Sim-to-Real Learning of Footstep-Constrained Bipedal Dynamic Walking

TL;DR

This paper presents a reinforcement learning approach for bipedal robots that maintains dynamic, robust gaits while respecting external footstep constraints, demonstrated through sim-to-real transfer on the Cassie robot.

Contribution

It introduces an RL formulation for footstep-constrained gait control and a supervised learning model for predicting feasible touchdown locations.

Findings

Successful sim-to-real transfer on Cassie robot

Effective response to externally imposed footstep constraints

Accurate prediction of next touchdown locations

Abstract

Recently, work on reinforcement learning (RL) for bipedal robots has successfully learned controllers for a variety of dynamic gaits with robust sim-to-real demonstrations.

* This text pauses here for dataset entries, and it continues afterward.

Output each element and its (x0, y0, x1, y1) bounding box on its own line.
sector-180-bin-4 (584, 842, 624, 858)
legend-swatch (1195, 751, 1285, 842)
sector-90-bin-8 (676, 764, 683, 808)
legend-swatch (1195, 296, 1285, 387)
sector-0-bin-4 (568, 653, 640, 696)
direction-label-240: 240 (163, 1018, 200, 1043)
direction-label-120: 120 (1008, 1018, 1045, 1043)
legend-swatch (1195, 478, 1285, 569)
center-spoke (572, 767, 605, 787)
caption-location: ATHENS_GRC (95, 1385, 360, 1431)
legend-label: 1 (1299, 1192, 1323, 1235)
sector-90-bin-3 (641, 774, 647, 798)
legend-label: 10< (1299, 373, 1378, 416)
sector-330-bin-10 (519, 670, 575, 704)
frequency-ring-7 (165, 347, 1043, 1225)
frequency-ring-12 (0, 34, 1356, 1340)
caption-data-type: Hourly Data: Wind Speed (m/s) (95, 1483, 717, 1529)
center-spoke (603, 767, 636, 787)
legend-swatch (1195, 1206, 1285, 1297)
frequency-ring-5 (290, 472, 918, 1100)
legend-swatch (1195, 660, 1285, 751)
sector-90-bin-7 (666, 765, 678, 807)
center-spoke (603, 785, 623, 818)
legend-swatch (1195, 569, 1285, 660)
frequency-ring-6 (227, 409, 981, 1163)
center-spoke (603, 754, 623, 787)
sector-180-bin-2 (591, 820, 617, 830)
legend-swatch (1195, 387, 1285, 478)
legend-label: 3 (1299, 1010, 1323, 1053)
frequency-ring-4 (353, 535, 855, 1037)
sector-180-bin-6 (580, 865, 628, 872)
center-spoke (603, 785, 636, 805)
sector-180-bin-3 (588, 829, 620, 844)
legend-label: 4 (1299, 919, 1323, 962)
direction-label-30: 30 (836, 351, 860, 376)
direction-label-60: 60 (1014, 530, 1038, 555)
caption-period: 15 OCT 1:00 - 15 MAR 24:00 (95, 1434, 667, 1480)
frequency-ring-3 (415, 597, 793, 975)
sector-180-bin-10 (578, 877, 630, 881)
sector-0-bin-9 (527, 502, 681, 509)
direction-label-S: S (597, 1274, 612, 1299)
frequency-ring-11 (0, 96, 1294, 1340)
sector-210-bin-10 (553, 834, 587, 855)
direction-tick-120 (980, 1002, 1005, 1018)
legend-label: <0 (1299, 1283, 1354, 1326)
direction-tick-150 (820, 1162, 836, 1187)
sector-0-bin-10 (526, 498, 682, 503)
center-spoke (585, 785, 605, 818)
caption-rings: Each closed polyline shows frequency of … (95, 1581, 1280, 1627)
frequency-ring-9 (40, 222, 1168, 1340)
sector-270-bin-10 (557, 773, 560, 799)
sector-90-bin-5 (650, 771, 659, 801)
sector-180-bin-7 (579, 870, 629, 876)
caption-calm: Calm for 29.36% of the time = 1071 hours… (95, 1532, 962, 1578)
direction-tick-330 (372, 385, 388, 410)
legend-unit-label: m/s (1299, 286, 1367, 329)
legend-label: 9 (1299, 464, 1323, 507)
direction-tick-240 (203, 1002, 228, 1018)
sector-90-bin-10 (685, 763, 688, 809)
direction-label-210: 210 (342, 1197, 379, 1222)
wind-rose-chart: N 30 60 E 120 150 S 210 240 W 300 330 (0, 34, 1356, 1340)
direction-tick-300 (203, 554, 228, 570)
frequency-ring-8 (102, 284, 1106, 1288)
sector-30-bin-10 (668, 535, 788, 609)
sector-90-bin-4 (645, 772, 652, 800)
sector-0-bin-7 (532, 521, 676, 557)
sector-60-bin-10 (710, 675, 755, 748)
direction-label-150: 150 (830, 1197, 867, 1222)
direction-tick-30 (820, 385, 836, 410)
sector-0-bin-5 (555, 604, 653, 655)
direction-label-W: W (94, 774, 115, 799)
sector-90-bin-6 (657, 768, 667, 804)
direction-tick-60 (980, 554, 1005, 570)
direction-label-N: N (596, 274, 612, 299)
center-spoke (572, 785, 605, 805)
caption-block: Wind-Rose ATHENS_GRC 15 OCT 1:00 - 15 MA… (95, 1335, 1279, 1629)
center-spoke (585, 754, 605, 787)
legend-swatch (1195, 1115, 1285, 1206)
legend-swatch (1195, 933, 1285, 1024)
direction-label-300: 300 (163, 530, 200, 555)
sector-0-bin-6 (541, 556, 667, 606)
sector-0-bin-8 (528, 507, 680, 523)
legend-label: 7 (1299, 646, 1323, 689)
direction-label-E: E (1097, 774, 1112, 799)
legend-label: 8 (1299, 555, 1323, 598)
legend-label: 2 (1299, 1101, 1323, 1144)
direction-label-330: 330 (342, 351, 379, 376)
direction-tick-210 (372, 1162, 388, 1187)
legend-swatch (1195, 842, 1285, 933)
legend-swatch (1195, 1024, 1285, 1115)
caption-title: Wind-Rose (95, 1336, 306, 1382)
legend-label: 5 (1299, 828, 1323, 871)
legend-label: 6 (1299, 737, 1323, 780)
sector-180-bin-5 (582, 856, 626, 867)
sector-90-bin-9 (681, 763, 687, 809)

In order to maintain balance, the learned controllers have full freedom of where to place the feet, resulting in highly robust gaits. In the real world however, the environment will often impose constraints on the feasible footstep locations, typically identified by perception systems. Unfortunately, most demonstrated RL controllers on bipedal robots do not allow for specifying and responding to such constraints. This missing control interface greatly limits the real-world application of current RL controllers. In this paper, we aim to maintain the robust and dynamic nature of learned gaits while also respecting footstep constraints imposed externally. We develop an RL formulation for training dynamic gait controllers that can respond to specified touchdown locations. We then successfully demonstrate simulation and sim-to-real performance on the bipedal robot Cassie. In addition, we use supervised learning to induce a transition model for accurately predicting the next touchdown locations that the controller can achieve given the robot's proprioceptive observations. This model paves the way for integrating the learned controller into a full-order robot locomotion planner that robustly satisfies both balance and environmental constraints.